The U.S. Cybersecurity and Infrastructure Security Agency (CISA) on Thursday added two flaws to its Known Exploited Vulnerabilities Catalog, citing evidence of active exploitation.
The two high-severity issues relate to weaknesses in Zimbra Collaboration, both of which could be chained to achieve unauthenticated remote code execution on affected email servers –
- CVE-2022-27925 (CVSS score: 7.2) – Remote code execution (RCE) through mboximport from authenticated user (fixed in versions 8.8.15 Patch 31 and 9.0.0 Patch 24 released in March)
- CVE-2022-37042 – Authentication bypass in MailboxImportServlet (fixed in versions 8.8.15 Patch 33 and 9.0.0 Patch 26 released in August)
“If you are running a Zimbra version that is older than Zimbra 8.8.15 patch 33 or Zimbra 9.0.0 patch 26 you should update to the latest patch as soon as possible,” Zimbra warned earlier this week.

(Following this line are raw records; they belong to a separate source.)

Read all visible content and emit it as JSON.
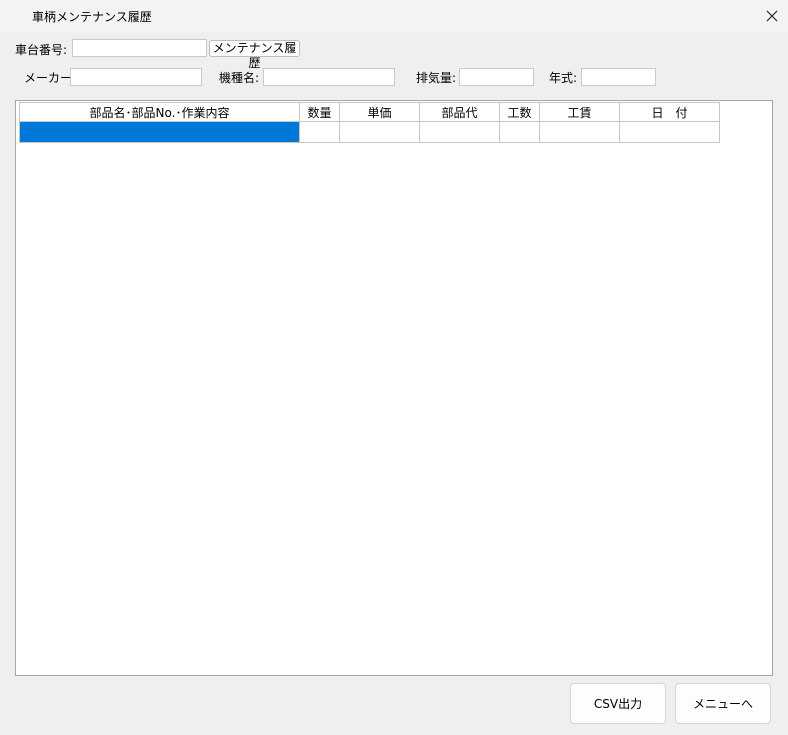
{
  "window": {
    "title": "車柄メンテナンス履歴"
  },
  "form": {
    "vehicle_no_label": "車台番号:",
    "vehicle_no_value": "",
    "history_button": "メンテナンス履歴",
    "maker_label": "メーカー:",
    "maker_value": "",
    "model_label": "機種名:",
    "model_value": "",
    "displacement_label": "排気量:",
    "displacement_value": "",
    "year_label": "年式:",
    "year_value": ""
  },
  "grid": {
    "headers": [
      "部品名･部品No.･作業内容",
      "数量",
      "単価",
      "部品代",
      "工数",
      "工賃",
      "日　付"
    ],
    "rows": [
      [
        "",
        "",
        "",
        "",
        "",
        "",
        ""
      ]
    ]
  },
  "footer": {
    "csv_button": "CSV出力",
    "menu_button": "メニューへ"
  },
  "colors": {
    "selection": "#0078d7"
  }
}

CISA has not shared any information on the attacks exploiting the flaws but cybersecurity firm Volexity described mass in-the-wild exploitation of Zimbra instances by an unknown threat actor.
In a nutshell, the attacks involve taking advantage of the aforementioned authentication bypass flaw to gain remote code execution on the underlying server by uploading arbitrary files.
Volexity said “it was possible to bypass authentication when accessing the same endpoint (mboximport) used by CVE-2022-27925,” and that the flaw “could be exploited without valid administrative credentials, thus making the vulnerability significantly more critical in severity.”
It also singled out over 1,000 instances globally that were backdoored and compromised using this attack vector, some of which belong to government departments and ministries; military branches; and companies with billions of dollars of revenue.
The attacks, which transpired as recently as the end of June 2022, also involved the deployment of web shells to maintain long-term access to the infected servers. Top countries with the most compromised instances include the U.S., Italy, Germany, France, India, Russia, Indonesia, Switzerland, Spain, and Poland.
“CVE-2022-27925 was originally listed as an RCE exploit requiring authentication,” Volexity said. “When combined with a separate bug, however, it became an unauthenticated RCE exploit that made remote exploitation trivial.”
The disclosure comes a week after CISA added another Zimbra-related bug, CVE-2022-27924, to the catalog, which, if exploited, could allow attackers to steal cleartext credentials from users of the targeted instances.